In fact, if you are so worried about your tween and this whole Dora thing, shut off the TV, take away the iPod and take her for a walk... go exploring. That's what Dora would do.

Tuesday, March 10, 2009

Jingle All The Way

You know when you get a jingle in your head - a song or a bit from radio or TV - and you can't get it out? Like there's this one on the local radio here....a little commercial song that goes something like this... "Christy Smith, helping people on the move. Christy Smith, helping people on the move. Christy Smith, helping...*pause for dramatic effect here*...people on the move." I have no idea who she is, there clearly wasn't much thought put into the lyrics, but every time it comes on, my daughter says "Oh turn it up!" as if it were her favorite song. (Of course, this is the same daughter who insists we need a swiffer, a snuggie and that I need the dual lash spinner to get rid of clumps in my mascara. Clearly, she is easily swayed.) But, I digress. Christy Smith, when I move, I will remember that you help people in that situation.

Just this morning when I was waking up my daughter, I said "Get up, I hit snooze and now you need to bust a move!" The rest of the morning, I've been stuck with the same line in my head... "If you want it, baby you've got it....just bust a move." Now, honestly, I can't tell you the last time I actually heard that Young M.C. song. YEARS. But, there it was playing over and over in my head. ("This here's a tell for all the fellas, try to do what those ladies tell us....")

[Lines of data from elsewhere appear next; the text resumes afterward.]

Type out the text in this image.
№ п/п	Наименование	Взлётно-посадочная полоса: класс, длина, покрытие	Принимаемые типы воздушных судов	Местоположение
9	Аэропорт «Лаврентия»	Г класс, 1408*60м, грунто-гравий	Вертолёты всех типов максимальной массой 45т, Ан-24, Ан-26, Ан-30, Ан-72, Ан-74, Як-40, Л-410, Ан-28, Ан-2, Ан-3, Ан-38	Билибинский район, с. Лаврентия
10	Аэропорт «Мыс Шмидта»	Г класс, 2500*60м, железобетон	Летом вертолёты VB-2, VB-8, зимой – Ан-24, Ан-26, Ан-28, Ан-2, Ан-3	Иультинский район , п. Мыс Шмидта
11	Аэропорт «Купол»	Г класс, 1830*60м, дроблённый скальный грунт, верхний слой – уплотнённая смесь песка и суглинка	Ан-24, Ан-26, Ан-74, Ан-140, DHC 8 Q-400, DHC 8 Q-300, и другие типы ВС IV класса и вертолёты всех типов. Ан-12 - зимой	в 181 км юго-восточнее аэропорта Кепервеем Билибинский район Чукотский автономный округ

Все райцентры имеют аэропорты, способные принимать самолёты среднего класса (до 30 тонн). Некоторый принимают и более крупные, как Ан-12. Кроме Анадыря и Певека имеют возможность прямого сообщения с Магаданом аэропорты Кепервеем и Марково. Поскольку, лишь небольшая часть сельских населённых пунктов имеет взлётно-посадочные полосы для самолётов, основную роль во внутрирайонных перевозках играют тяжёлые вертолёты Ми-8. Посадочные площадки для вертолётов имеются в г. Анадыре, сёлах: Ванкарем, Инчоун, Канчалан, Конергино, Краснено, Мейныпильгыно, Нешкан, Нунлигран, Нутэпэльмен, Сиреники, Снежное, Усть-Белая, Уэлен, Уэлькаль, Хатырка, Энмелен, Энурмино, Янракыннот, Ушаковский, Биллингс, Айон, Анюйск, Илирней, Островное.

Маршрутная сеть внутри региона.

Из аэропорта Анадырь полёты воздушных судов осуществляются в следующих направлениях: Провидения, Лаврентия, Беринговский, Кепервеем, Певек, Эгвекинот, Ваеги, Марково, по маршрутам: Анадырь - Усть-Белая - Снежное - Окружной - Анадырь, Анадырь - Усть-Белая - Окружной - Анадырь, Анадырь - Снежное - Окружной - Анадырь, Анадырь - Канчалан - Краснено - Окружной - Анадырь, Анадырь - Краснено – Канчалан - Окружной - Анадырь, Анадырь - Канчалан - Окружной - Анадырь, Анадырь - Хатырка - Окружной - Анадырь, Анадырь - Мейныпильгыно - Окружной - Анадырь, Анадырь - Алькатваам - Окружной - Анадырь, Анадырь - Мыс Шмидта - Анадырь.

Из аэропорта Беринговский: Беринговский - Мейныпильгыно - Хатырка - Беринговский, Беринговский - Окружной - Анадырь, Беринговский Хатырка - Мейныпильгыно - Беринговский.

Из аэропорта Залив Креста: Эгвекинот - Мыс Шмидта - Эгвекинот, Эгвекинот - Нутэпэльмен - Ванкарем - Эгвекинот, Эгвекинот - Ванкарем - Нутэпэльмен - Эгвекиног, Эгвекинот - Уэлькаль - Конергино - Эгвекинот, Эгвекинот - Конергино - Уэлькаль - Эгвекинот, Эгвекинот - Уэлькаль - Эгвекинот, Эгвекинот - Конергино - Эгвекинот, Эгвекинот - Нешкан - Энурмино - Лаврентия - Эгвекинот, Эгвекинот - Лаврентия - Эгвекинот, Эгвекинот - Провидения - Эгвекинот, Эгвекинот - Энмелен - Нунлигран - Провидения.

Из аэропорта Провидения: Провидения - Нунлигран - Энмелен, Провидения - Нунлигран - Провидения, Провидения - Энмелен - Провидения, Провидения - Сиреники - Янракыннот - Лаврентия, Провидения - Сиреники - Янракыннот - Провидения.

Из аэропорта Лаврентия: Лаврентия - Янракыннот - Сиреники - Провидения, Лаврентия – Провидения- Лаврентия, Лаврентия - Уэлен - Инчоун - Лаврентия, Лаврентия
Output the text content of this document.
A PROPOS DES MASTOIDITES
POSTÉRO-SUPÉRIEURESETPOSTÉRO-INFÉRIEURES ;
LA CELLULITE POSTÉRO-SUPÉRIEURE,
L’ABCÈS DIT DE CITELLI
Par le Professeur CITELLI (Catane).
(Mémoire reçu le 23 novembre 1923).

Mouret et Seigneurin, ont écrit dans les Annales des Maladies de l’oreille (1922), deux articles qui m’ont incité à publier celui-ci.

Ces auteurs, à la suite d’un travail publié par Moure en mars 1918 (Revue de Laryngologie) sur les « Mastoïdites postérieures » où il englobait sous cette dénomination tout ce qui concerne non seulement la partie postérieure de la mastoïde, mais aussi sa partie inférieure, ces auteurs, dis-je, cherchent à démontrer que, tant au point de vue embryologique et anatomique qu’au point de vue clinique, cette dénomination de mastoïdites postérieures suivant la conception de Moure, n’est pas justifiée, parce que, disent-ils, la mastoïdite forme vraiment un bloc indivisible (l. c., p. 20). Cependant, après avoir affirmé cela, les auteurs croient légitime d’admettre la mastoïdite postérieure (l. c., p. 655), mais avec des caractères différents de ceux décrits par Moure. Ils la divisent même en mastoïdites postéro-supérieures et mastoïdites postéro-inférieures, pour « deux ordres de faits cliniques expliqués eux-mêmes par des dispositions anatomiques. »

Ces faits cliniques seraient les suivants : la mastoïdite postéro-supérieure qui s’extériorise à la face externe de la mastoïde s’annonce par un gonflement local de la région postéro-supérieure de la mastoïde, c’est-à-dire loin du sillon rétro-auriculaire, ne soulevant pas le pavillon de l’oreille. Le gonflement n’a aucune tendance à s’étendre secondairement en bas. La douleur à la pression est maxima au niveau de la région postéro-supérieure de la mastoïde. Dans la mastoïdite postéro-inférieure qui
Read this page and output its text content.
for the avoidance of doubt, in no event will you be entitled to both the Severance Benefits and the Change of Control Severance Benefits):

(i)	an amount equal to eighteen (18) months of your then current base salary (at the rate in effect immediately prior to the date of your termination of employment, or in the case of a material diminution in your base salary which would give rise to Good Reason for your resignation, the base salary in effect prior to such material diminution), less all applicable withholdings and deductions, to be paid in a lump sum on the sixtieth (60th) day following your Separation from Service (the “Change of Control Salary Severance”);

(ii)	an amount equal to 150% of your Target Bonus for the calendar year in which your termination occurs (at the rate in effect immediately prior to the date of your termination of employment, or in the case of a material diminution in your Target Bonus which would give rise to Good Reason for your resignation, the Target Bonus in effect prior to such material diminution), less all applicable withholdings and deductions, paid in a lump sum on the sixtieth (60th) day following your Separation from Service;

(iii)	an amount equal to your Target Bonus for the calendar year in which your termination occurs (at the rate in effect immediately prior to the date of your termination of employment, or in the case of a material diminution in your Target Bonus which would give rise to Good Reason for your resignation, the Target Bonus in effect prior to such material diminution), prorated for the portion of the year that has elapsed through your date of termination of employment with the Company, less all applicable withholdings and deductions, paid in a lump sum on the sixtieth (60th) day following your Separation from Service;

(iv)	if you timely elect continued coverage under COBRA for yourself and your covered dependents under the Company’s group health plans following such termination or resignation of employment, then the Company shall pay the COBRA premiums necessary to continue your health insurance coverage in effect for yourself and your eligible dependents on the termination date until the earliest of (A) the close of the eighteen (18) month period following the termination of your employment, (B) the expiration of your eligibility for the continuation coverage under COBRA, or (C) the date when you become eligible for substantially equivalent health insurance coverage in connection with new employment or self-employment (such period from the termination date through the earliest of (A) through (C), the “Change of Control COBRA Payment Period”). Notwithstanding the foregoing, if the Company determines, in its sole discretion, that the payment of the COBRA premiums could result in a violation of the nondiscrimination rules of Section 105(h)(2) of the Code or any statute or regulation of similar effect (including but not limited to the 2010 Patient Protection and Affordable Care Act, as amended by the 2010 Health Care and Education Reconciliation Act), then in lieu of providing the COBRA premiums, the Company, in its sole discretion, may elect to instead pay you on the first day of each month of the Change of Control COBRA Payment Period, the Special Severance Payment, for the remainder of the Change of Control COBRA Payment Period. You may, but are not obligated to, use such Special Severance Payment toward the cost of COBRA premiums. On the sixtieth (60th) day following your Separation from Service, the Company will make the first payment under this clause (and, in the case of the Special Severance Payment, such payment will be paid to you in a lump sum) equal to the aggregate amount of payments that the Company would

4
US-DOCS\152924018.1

And I guess it never goes away...those lyrics and jingles get engraved in our brains and pop out at random times. It's like Whack-a-Mole...that crazy game with the psychotic mole that pops out of the holes: you never know when or where he'll pop up next before you have to thump him on the head with that crazy hammer-like instrument. (I have to admit there is something quite satisfying about thumping that annoying little weasel!)

But my point is, these song lyrics and jingles stay with us... one day at the nursing home when I was having dinner with my dad, there was an old lady at the table with us. She was in a wheelchair, curled up into herself like a puppy dog tail. Her head was bowed, her eyes were closed, her face grimaced as if she were in perpetual pain. Her food sat untouched in front of her. It was hard to tell if she was asleep or if this was her common state of lethargy, just waiting for it all to be over.

My daughter went over to the piano in the dining room at this point. It was just after Christmas and she had been rehearsing for her recital. She began to play "Jingle Bells" and the sweetest thing happened. The lady with her eyes closed, seemingly unconscious, began to move her lips ... "Jingle Bells...Jingle Bells...Jingle all the way..." She mouthed the words right along while Anna played. When Anna stopped, she stopped. When Anna picked up again, the woman picked right back up with her. She never missed a beat, never missed a word. She never opened her eyes but the music moved her.